Photo by Fred Schilling via Commons.wikimedia.org

On Thursday, June 30th, Ketanji Brown Jackson was the first black woman to be sworn into the Supreme Court. With history in the making, four women now serve on the Supreme Court for the first time. Biden chose Jackson, 51, to replace Justice Stephen Breyer, 81, after plans of retirement. While the replacement will not sway the political stance of the majority on the Supreme Court, representation and age are factors to consider. 

Jackson was born in Washington, D.C. and grew up in Miami, Florida. The daughter of two teachers and administrators, she began to find passion in law, as she often watched her father in his studies during law school. Despite discouragement in high school, she graduated cum laude from Harvard Law School, along with being editor of Harvard Law Review. 

The ceremony took place around noon on June 30th, with Jackson taking two oaths. The first was a constitutional oath and the second a judicial oath. Meanwhile, her husband and daughters were present, supportive and proud as she was sworn in by Chief Justice John Roberts and Justice Stephen Breyer.  

The Senate voted 53 to 47 on her nomination in April. While all of the democrat Senators voted in favor of Jackson, only three republican Senators joined. The remaining republican Senators focused on her eight years as a trial judge, and eight months on the U.S. Court of Appeals for the District of Columbia, leading to various criticism such as her lower than recommended sentence times for child pornography offenders. However, with the rise of the Internet, the U.S. Sentencing Commission has widespread agreement that the guidelines are outdated.

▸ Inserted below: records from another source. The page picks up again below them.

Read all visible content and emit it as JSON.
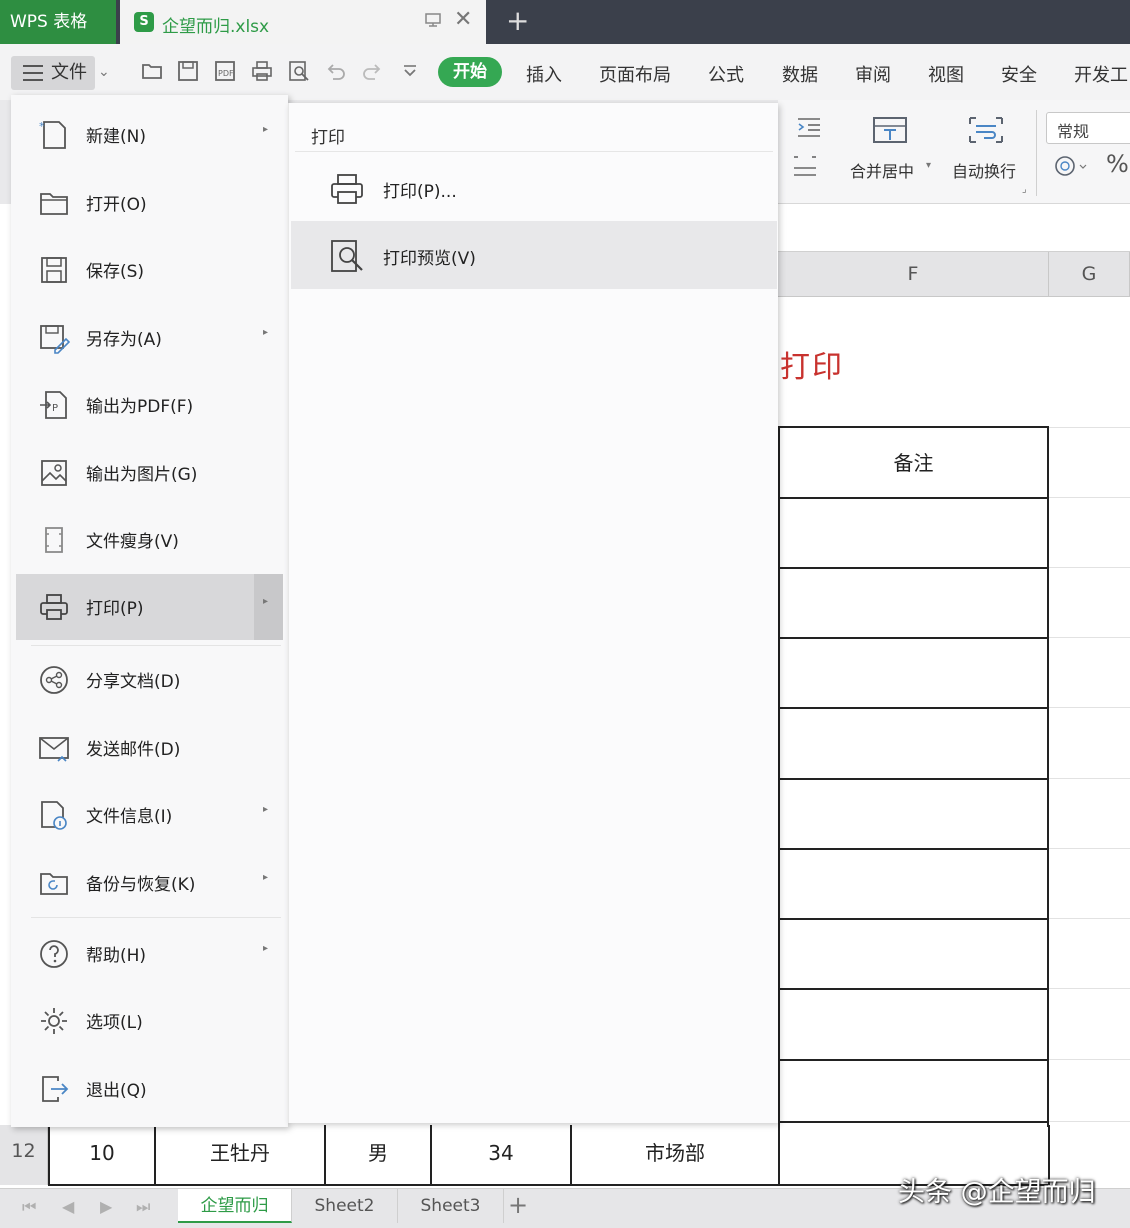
{
  "titlebar": {
    "app_name": "WPS 表格",
    "file_icon_letter": "S",
    "file_name": "企望而归.xlsx",
    "close_glyph": "✕",
    "new_tab_glyph": "+"
  },
  "toolbar": {
    "file_menu_label": "文件",
    "start_tab": "开始",
    "tabs": [
      "插入",
      "页面布局",
      "公式",
      "数据",
      "审阅",
      "视图",
      "安全",
      "开发工"
    ]
  },
  "ribbon": {
    "merge_label": "合并居中",
    "wrap_label": "自动换行",
    "number_format": "常规",
    "percent_glyph": "%"
  },
  "file_menu": {
    "items": [
      {
        "label": "新建(N)",
        "icon": "new-file-icon",
        "submenu": true
      },
      {
        "label": "打开(O)",
        "icon": "folder-icon",
        "submenu": false
      },
      {
        "label": "保存(S)",
        "icon": "save-icon",
        "submenu": false
      },
      {
        "label": "另存为(A)",
        "icon": "save-as-icon",
        "submenu": true
      },
      {
        "label": "输出为PDF(F)",
        "icon": "pdf-export-icon",
        "submenu": false
      },
      {
        "label": "输出为图片(G)",
        "icon": "image-export-icon",
        "submenu": false
      },
      {
        "label": "文件瘦身(V)",
        "icon": "slim-file-icon",
        "submenu": false
      },
      {
        "label": "打印(P)",
        "icon": "printer-icon",
        "submenu": true
      },
      {
        "label": "分享文档(D)",
        "icon": "share-icon",
        "submenu": false
      },
      {
        "label": "发送邮件(D)",
        "icon": "mail-icon",
        "submenu": false
      },
      {
        "label": "文件信息(I)",
        "icon": "file-info-icon",
        "submenu": true
      },
      {
        "label": "备份与恢复(K)",
        "icon": "backup-icon",
        "submenu": true
      },
      {
        "label": "帮助(H)",
        "icon": "help-icon",
        "submenu": true
      },
      {
        "label": "选项(L)",
        "icon": "gear-icon",
        "submenu": false
      },
      {
        "label": "退出(Q)",
        "icon": "exit-icon",
        "submenu": false
      }
    ],
    "submenu_arrow": "▸",
    "highlighted_item": "打印(P)"
  },
  "print_submenu": {
    "title": "打印",
    "items": [
      {
        "label": "打印(P)...",
        "icon": "printer-icon"
      },
      {
        "label": "打印预览(V)",
        "icon": "print-preview-icon"
      }
    ]
  },
  "sheet": {
    "columns": [
      "F",
      "G"
    ],
    "title_fragment": "打印",
    "header_cell": "备注",
    "row12": {
      "row_number": "12",
      "cells": [
        "10",
        "王牡丹",
        "男",
        "34",
        "市场部"
      ]
    }
  },
  "sheet_tabs": {
    "tabs": [
      "企望而归",
      "Sheet2",
      "Sheet3"
    ],
    "active": "企望而归",
    "add_glyph": "+"
  },
  "watermark": "头条 @企望而归",
  "colors": {
    "brand_green": "#2e8e41",
    "start_pill": "#35a853",
    "title_red": "#c8322e",
    "titlebar_bg": "#3b404b"
  }
}
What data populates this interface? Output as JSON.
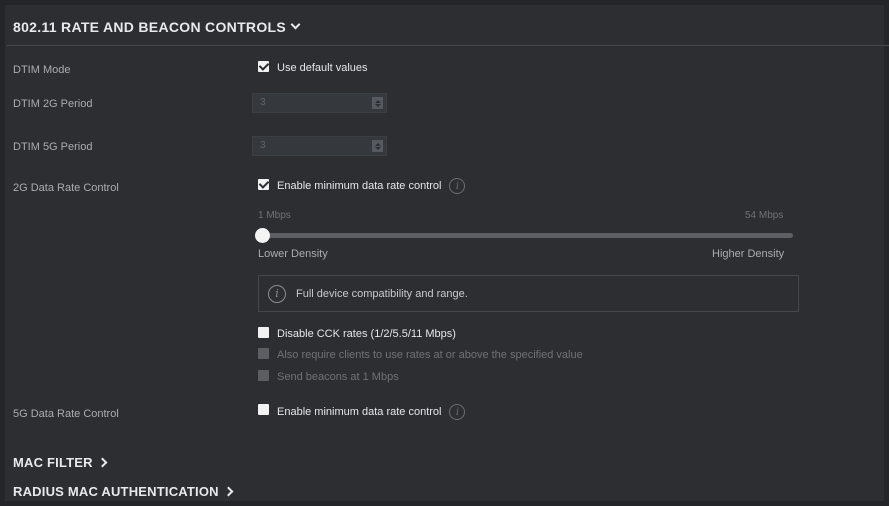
{
  "section": {
    "title": "802.11 RATE AND BEACON CONTROLS"
  },
  "dtim_mode": {
    "label": "DTIM Mode",
    "checkbox_label": "Use default values",
    "checked": true
  },
  "dtim_2g": {
    "label": "DTIM 2G Period",
    "value": "3"
  },
  "dtim_5g": {
    "label": "DTIM 5G Period",
    "value": "3"
  },
  "rate_2g": {
    "label": "2G Data Rate Control",
    "checkbox_label": "Enable minimum data rate control",
    "checked": true,
    "slider": {
      "min_label": "1 Mbps",
      "max_label": "54 Mbps",
      "value_fraction": 0,
      "left_label": "Lower Density",
      "right_label": "Higher Density"
    },
    "info_text": "Full device compatibility and range.",
    "disable_cck_label": "Disable CCK rates (1/2/5.5/11 Mbps)",
    "require_clients_label": "Also require clients to use rates at or above the specified value",
    "send_beacons_label": "Send beacons at 1 Mbps"
  },
  "rate_5g": {
    "label": "5G Data Rate Control",
    "checkbox_label": "Enable minimum data rate control",
    "checked": false
  },
  "links": {
    "mac_filter": "MAC FILTER",
    "radius_mac": "RADIUS MAC AUTHENTICATION"
  },
  "icons": {
    "info": "info-icon",
    "chevron_down": "chevron-down-icon",
    "chevron_right": "chevron-right-icon"
  },
  "colors": {
    "background": "#2c2e32",
    "text": "#e8e9eb",
    "muted": "#a9acb1"
  }
}
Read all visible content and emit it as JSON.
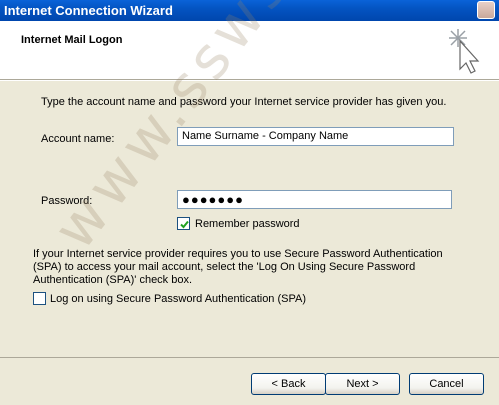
{
  "window": {
    "title": "Internet Connection Wizard",
    "header_title": "Internet Mail Logon"
  },
  "form": {
    "intro": "Type the account name and password your Internet service provider has given you.",
    "account_label": "Account name:",
    "account_value": "Name Surname - Company Name",
    "password_label": "Password:",
    "password_value": "●●●●●●●",
    "remember_label": "Remember password",
    "remember_checked": true,
    "spa_note": "If your Internet service provider requires you to use Secure Password Authentication (SPA) to access your mail account, select the 'Log On Using Secure Password Authentication (SPA)' check box.",
    "spa_label": "Log on using Secure Password Authentication (SPA)",
    "spa_checked": false
  },
  "buttons": {
    "back": "< Back",
    "next": "Next >",
    "cancel": "Cancel"
  },
  "watermark": "www.sswss.co.za",
  "colors": {
    "titlebar": "#0454C2",
    "dialog_bg": "#ECE9D8",
    "input_border": "#7F9DB9",
    "check_color": "#21A121"
  }
}
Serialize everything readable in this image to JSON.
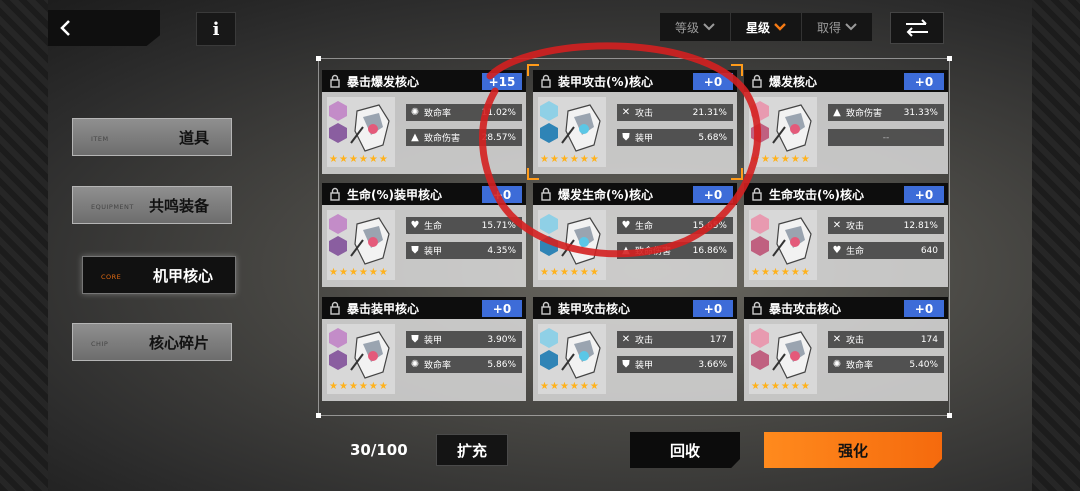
{
  "topbar": {
    "info_label": "i",
    "sort": [
      {
        "label": "等级",
        "active": false
      },
      {
        "label": "星级",
        "active": true
      },
      {
        "label": "取得",
        "active": false
      }
    ]
  },
  "nav": [
    {
      "sub": "ITEM",
      "label": "道具",
      "active": false
    },
    {
      "sub": "EQUIPMENT",
      "label": "共鸣装备",
      "active": false
    },
    {
      "sub": "CORE",
      "label": "机甲核心",
      "active": true
    },
    {
      "sub": "CHIP",
      "label": "核心碎片",
      "active": false
    }
  ],
  "cards": [
    {
      "name": "暴击爆发核心",
      "level": "+15",
      "stats": [
        {
          "icon": "crit-rate-icon",
          "name": "致命率",
          "value": "11.02%"
        },
        {
          "icon": "crit-damage-icon",
          "name": "致命伤害",
          "value": "28.57%"
        }
      ]
    },
    {
      "name": "装甲攻击(%)核心",
      "level": "+0",
      "selected": true,
      "stats": [
        {
          "icon": "attack-icon",
          "name": "攻击",
          "value": "21.31%"
        },
        {
          "icon": "armor-icon",
          "name": "装甲",
          "value": "5.68%"
        }
      ]
    },
    {
      "name": "爆发核心",
      "level": "+0",
      "stats": [
        {
          "icon": "crit-damage-icon",
          "name": "致命伤害",
          "value": "31.33%"
        },
        {
          "icon": "",
          "name": "--",
          "value": ""
        }
      ]
    },
    {
      "name": "生命(%)装甲核心",
      "level": "+0",
      "stats": [
        {
          "icon": "hp-icon",
          "name": "生命",
          "value": "15.71%"
        },
        {
          "icon": "armor-icon",
          "name": "装甲",
          "value": "4.35%"
        }
      ]
    },
    {
      "name": "爆发生命(%)核心",
      "level": "+0",
      "stats": [
        {
          "icon": "hp-icon",
          "name": "生命",
          "value": "15.65%"
        },
        {
          "icon": "crit-damage-icon",
          "name": "致命伤害",
          "value": "16.86%"
        }
      ]
    },
    {
      "name": "生命攻击(%)核心",
      "level": "+0",
      "stats": [
        {
          "icon": "attack-icon",
          "name": "攻击",
          "value": "12.81%"
        },
        {
          "icon": "hp-icon",
          "name": "生命",
          "value": "640"
        }
      ]
    },
    {
      "name": "暴击装甲核心",
      "level": "+0",
      "stats": [
        {
          "icon": "armor-icon",
          "name": "装甲",
          "value": "3.90%"
        },
        {
          "icon": "crit-rate-icon",
          "name": "致命率",
          "value": "5.86%"
        }
      ]
    },
    {
      "name": "装甲攻击核心",
      "level": "+0",
      "stats": [
        {
          "icon": "attack-icon",
          "name": "攻击",
          "value": "177"
        },
        {
          "icon": "armor-icon",
          "name": "装甲",
          "value": "3.66%"
        }
      ]
    },
    {
      "name": "暴击攻击核心",
      "level": "+0",
      "stats": [
        {
          "icon": "attack-icon",
          "name": "攻击",
          "value": "174"
        },
        {
          "icon": "crit-rate-icon",
          "name": "致命率",
          "value": "5.40%"
        }
      ]
    }
  ],
  "stars_per_card": 6,
  "bottom": {
    "capacity": "30/100",
    "expand_label": "扩充",
    "recycle_label": "回收",
    "enhance_label": "强化"
  },
  "colors": {
    "accent_orange": "#f57a14",
    "level_badge_blue": "#3d6cd8",
    "star_gold": "#ffb21c",
    "annotation_red": "#d42020"
  }
}
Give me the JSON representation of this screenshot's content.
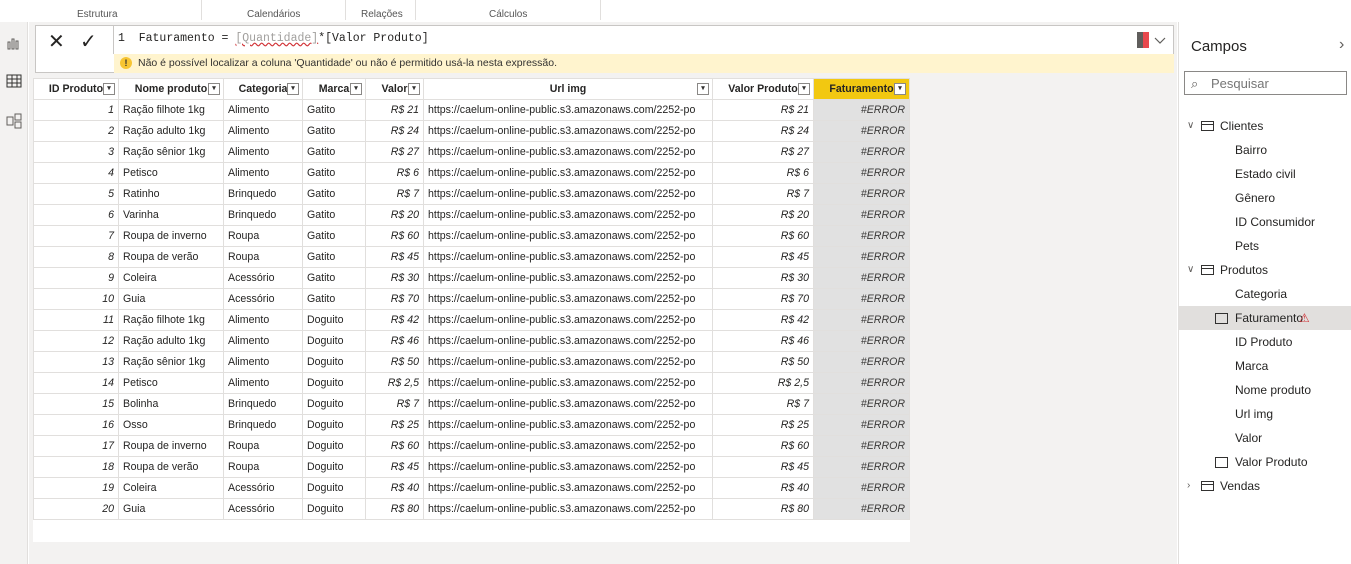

Nonetheless, with Jackson’s family of law enforcement officers, as well as her brother serving in the U.S Army in Iraq and Egypt, Jackson has the potential to find common ground for both political parties.  

Photo by Fred Schilling via Commons.wikimedia.org

Looking forward, Jackson has significant cases coming up, as she joins the two other liberal justices, Elena Kagan and Sonia Sotomayor. With the decisions of religious freedom and the independent legislative theory, Jackson will be a vital pull in the Supreme Court’s final decisions.